California could soon share gun violence restraining order data with researchers

California state Sen. Richard Pan, D-Sacramento, wants to put the staff at the Gun Violence Research Center at UC Davis in touch with data concerning gun violence restraining orders. (Photo: Sen. Pan's office)

California state Sen. Richard Pan, D-Sacramento, podium, wants to put the staff at the Gun Violence Research Center at UC Davis in touch with data concerning gun violence restraining orders. (Photo: Sen. Pan’s office)

A bill ordering the California Department of Justice to funnel data to the state’s new gun violence research center is in Gov. Jerry Brown’s hands.

The measure, SB 536, which lawmakers sent to the governor’s desk last week, would mandate that DOJ share information on gun violence restraining orders with the Violence Prevention Research program at the University of California. State Sen. Richard Pan, D-Sacramento, argues the center needs access to the raw data to conduct their research.

“SB 536 will provide data so academic researchers can evaluate the effectiveness of policy interventions to better prevent gun deaths,” Pan said in a statement.

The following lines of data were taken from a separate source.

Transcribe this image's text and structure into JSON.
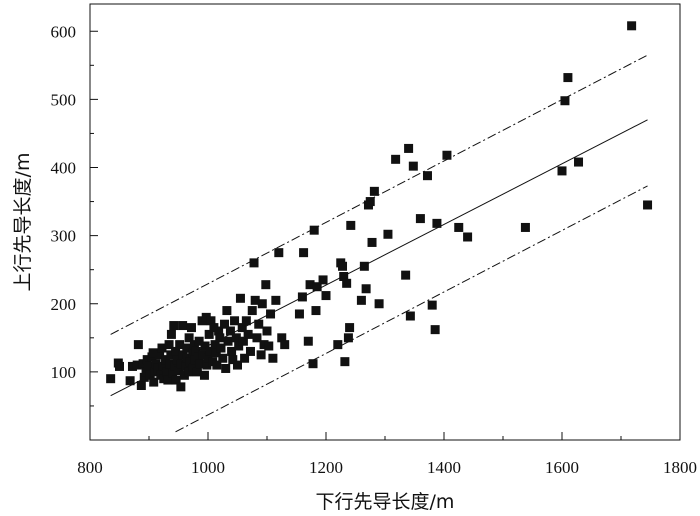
{
  "chart_data": {
    "type": "scatter",
    "title": "",
    "xlabel": "下行先导长度/m",
    "ylabel": "上行先导长度/m",
    "xlim": [
      800,
      1800
    ],
    "ylim": [
      0,
      640
    ],
    "xticks": [
      800,
      1000,
      1200,
      1400,
      1600,
      1800
    ],
    "yticks": [
      100,
      200,
      300,
      400,
      500,
      600
    ],
    "grid": false,
    "marker": "filled-square",
    "marker_color": "#111111",
    "points": [
      [
        835,
        90
      ],
      [
        848,
        113
      ],
      [
        850,
        108
      ],
      [
        868,
        87
      ],
      [
        872,
        108
      ],
      [
        880,
        110
      ],
      [
        882,
        140
      ],
      [
        887,
        80
      ],
      [
        890,
        112
      ],
      [
        892,
        92
      ],
      [
        895,
        100
      ],
      [
        897,
        118
      ],
      [
        900,
        108
      ],
      [
        902,
        95
      ],
      [
        905,
        122
      ],
      [
        907,
        128
      ],
      [
        908,
        85
      ],
      [
        910,
        100
      ],
      [
        912,
        112
      ],
      [
        915,
        105
      ],
      [
        918,
        125
      ],
      [
        920,
        95
      ],
      [
        922,
        135
      ],
      [
        924,
        108
      ],
      [
        925,
        90
      ],
      [
        928,
        118
      ],
      [
        930,
        100
      ],
      [
        932,
        88
      ],
      [
        934,
        140
      ],
      [
        935,
        112
      ],
      [
        937,
        125
      ],
      [
        938,
        155
      ],
      [
        940,
        98
      ],
      [
        942,
        168
      ],
      [
        944,
        108
      ],
      [
        945,
        130
      ],
      [
        946,
        88
      ],
      [
        948,
        118
      ],
      [
        950,
        102
      ],
      [
        952,
        140
      ],
      [
        954,
        78
      ],
      [
        955,
        112
      ],
      [
        957,
        168
      ],
      [
        958,
        125
      ],
      [
        960,
        95
      ],
      [
        962,
        108
      ],
      [
        964,
        135
      ],
      [
        965,
        120
      ],
      [
        967,
        100
      ],
      [
        968,
        150
      ],
      [
        970,
        115
      ],
      [
        972,
        165
      ],
      [
        974,
        128
      ],
      [
        975,
        105
      ],
      [
        977,
        140
      ],
      [
        978,
        118
      ],
      [
        980,
        130
      ],
      [
        982,
        100
      ],
      [
        984,
        122
      ],
      [
        985,
        145
      ],
      [
        987,
        112
      ],
      [
        990,
        175
      ],
      [
        992,
        125
      ],
      [
        994,
        95
      ],
      [
        995,
        138
      ],
      [
        997,
        180
      ],
      [
        998,
        110
      ],
      [
        1000,
        120
      ],
      [
        1002,
        155
      ],
      [
        1004,
        130
      ],
      [
        1005,
        175
      ],
      [
        1008,
        115
      ],
      [
        1010,
        165
      ],
      [
        1012,
        140
      ],
      [
        1014,
        128
      ],
      [
        1015,
        110
      ],
      [
        1018,
        160
      ],
      [
        1020,
        150
      ],
      [
        1022,
        135
      ],
      [
        1025,
        120
      ],
      [
        1028,
        170
      ],
      [
        1030,
        105
      ],
      [
        1032,
        190
      ],
      [
        1034,
        145
      ],
      [
        1038,
        160
      ],
      [
        1040,
        130
      ],
      [
        1042,
        118
      ],
      [
        1045,
        175
      ],
      [
        1048,
        150
      ],
      [
        1050,
        110
      ],
      [
        1052,
        138
      ],
      [
        1055,
        208
      ],
      [
        1058,
        165
      ],
      [
        1060,
        145
      ],
      [
        1062,
        120
      ],
      [
        1065,
        175
      ],
      [
        1068,
        155
      ],
      [
        1072,
        130
      ],
      [
        1075,
        190
      ],
      [
        1078,
        260
      ],
      [
        1080,
        205
      ],
      [
        1083,
        150
      ],
      [
        1086,
        170
      ],
      [
        1090,
        125
      ],
      [
        1092,
        200
      ],
      [
        1095,
        140
      ],
      [
        1098,
        228
      ],
      [
        1100,
        160
      ],
      [
        1103,
        138
      ],
      [
        1106,
        185
      ],
      [
        1110,
        120
      ],
      [
        1115,
        205
      ],
      [
        1120,
        275
      ],
      [
        1125,
        150
      ],
      [
        1130,
        140
      ],
      [
        1155,
        185
      ],
      [
        1160,
        210
      ],
      [
        1162,
        275
      ],
      [
        1170,
        145
      ],
      [
        1173,
        228
      ],
      [
        1178,
        112
      ],
      [
        1180,
        308
      ],
      [
        1183,
        190
      ],
      [
        1185,
        225
      ],
      [
        1195,
        235
      ],
      [
        1200,
        212
      ],
      [
        1220,
        140
      ],
      [
        1225,
        260
      ],
      [
        1228,
        255
      ],
      [
        1230,
        240
      ],
      [
        1232,
        115
      ],
      [
        1235,
        230
      ],
      [
        1238,
        150
      ],
      [
        1240,
        165
      ],
      [
        1242,
        315
      ],
      [
        1260,
        205
      ],
      [
        1265,
        255
      ],
      [
        1268,
        222
      ],
      [
        1272,
        345
      ],
      [
        1275,
        350
      ],
      [
        1278,
        290
      ],
      [
        1282,
        365
      ],
      [
        1290,
        200
      ],
      [
        1305,
        302
      ],
      [
        1318,
        412
      ],
      [
        1335,
        242
      ],
      [
        1340,
        428
      ],
      [
        1343,
        182
      ],
      [
        1348,
        402
      ],
      [
        1360,
        325
      ],
      [
        1372,
        388
      ],
      [
        1380,
        198
      ],
      [
        1385,
        162
      ],
      [
        1388,
        318
      ],
      [
        1405,
        418
      ],
      [
        1425,
        312
      ],
      [
        1440,
        298
      ],
      [
        1538,
        312
      ],
      [
        1600,
        395
      ],
      [
        1605,
        498
      ],
      [
        1610,
        532
      ],
      [
        1628,
        408
      ],
      [
        1718,
        608
      ],
      [
        1745,
        345
      ]
    ],
    "lines": [
      {
        "style": "solid",
        "x": [
          835,
          1745
        ],
        "y": [
          65,
          470
        ]
      },
      {
        "style": "dash-dot",
        "x": [
          835,
          1745
        ],
        "y": [
          155,
          565
        ]
      },
      {
        "style": "dash-dot",
        "x": [
          945,
          1745
        ],
        "y": [
          12,
          373
        ]
      }
    ]
  }
}
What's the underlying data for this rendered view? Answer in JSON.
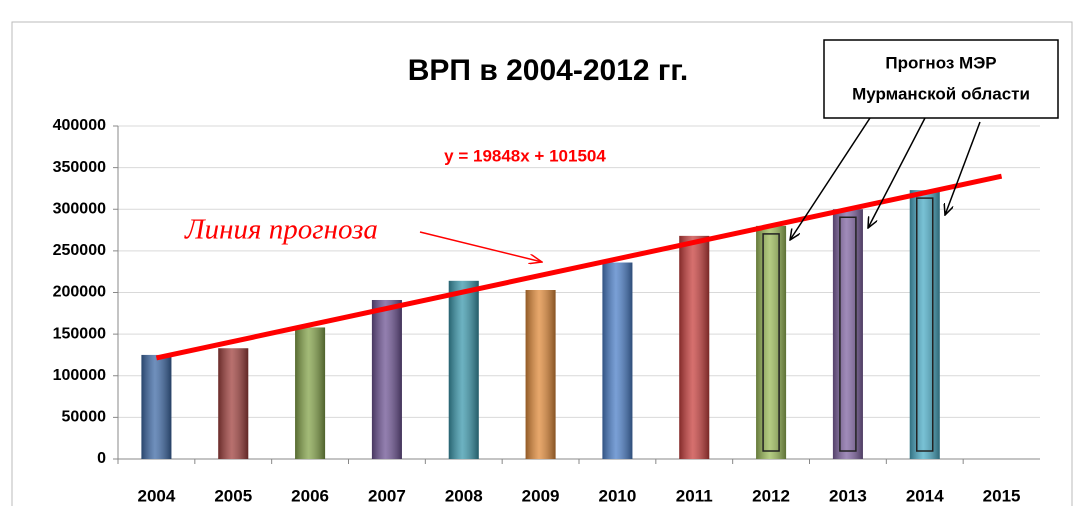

The proposal would make the data on GVRO’s in the state available to University of California researchers or “any other entity that is concerned with the study and prevention of violence,” with the latter determination at the discretion of the DOJ. The orders, which were adopted in 2014, established a framework to deny firearm possession by those believed to be dangerous in the wake of the killing of six individuals near UC Santa Barbara in Isla Vista.

“California’s GVRO policy is an important innovation that may prevent violence and is already being replicated in other states,” said Garen Wintemute, a professor and director of state’s gun violence research project. “We need to be sure that it has its intended effects, and a thorough evaluation is the way to find out. Access to records will help make that evaluation possible.”

The bill will require the state to dip into its budget to the tune of $125,000 annually to fund a research analyst position in the DOJ to collect and transfer data, as noted by the Assembly Appropriations Committee.

The measure is supported by Americans for Responsible Solutions, the Law Center to Prevent Gun Violence, the Brady Campaign, and the California Medical Association.

Gun rights groups oppose the bill, saying the framework provided to DOJ allows for unequal access to the data and that the state could play favorites to further a political agenda, describing Wintemute as a well-known gun control advocate.

“This measure ensures that only those that are ideological similar are going to have access to the data that supports this publicly funded research,” Craig DeLuz, spokesman for Firearms Policy Coalition, said. “If public data, collected by public employees, using public tax dollars to study a public policy is to be made available to anyone, it should be public.”

Besides SB 536, Brown, a Democrat, has several other measures seen as anti-gun on his desk. These include SB 464 and AB 1525 which would up storage and security guidelines while ordering a change in mandatory warnings dealers must provide with firearm purchases, and AB 7, which would expand the state’s open carry prohibition to cover shotguns and rifles carried in unincorporated areas.